The goal of the pathogen is not to kill the host, but to survive and proliferate until it gets to the next. To do that, it must evolve its genome.

The research team’s aspartate study involved a similar process. During inflammation, Salmonella causes the gut microbiota to release amino acids, including aspartate. Salmonella can use aspartate to fuel respiration to outcompete the microbiota. Salmonella induces the killing of commensal microbes with inflammation to access new nutrients that support pathogen growth.

Metabolomics Ahead

Byndloss envisions a time when a metabolomics profile is standard medical practice – an assessment of which microbes and metabolites are present or missing in the gut microbiota, with the aim of restoring the missing, beneficial ones.

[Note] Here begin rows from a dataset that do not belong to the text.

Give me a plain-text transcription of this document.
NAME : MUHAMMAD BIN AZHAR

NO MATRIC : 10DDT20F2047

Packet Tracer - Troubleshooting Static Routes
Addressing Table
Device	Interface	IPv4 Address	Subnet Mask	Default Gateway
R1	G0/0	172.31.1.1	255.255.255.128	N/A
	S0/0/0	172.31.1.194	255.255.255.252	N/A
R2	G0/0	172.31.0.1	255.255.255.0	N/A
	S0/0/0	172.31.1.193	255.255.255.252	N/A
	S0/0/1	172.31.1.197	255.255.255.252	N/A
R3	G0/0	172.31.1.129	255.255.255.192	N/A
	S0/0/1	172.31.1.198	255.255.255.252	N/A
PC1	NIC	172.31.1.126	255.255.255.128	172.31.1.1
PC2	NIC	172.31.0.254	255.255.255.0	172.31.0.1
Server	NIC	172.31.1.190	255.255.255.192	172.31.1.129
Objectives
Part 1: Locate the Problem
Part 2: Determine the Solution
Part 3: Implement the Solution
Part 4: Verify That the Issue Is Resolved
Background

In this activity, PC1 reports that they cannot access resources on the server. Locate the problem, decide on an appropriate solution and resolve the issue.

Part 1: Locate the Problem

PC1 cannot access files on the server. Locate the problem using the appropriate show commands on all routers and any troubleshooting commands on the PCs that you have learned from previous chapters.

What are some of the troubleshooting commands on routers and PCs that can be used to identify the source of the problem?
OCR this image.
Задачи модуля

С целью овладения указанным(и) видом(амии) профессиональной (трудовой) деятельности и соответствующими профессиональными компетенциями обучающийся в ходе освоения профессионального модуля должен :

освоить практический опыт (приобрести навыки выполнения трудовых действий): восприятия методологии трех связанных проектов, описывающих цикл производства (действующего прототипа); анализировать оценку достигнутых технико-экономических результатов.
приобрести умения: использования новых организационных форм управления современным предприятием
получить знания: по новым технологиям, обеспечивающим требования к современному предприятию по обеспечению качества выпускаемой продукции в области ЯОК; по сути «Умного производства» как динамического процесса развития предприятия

Genetic predisposition as well as non-genetic factors can affect susceptibility to Salmonella: diet and exposure to antibiotics in early life can alter the development of the immune response and the gut microbiota. A single gene mutation or switching the diet from one type of protein to another can have significant effects, she says.

“We’re looking at choices,” Byndloss said. “Food, medication, life changes – all can affect our susceptibility to pathogens.”

Bios

Mariana Byndloss, Ph.D.

Mariana Byndloss, Ph.D., D.V.M., is an assistant professor of pathology, microbiology and immunology at Vanderbilt University Medical Center. Her research focuses on understanding how inflammation-dependent changes in gut epithelial metabolism can result in gut dysbiosis and increased risk of non-communicable diseases.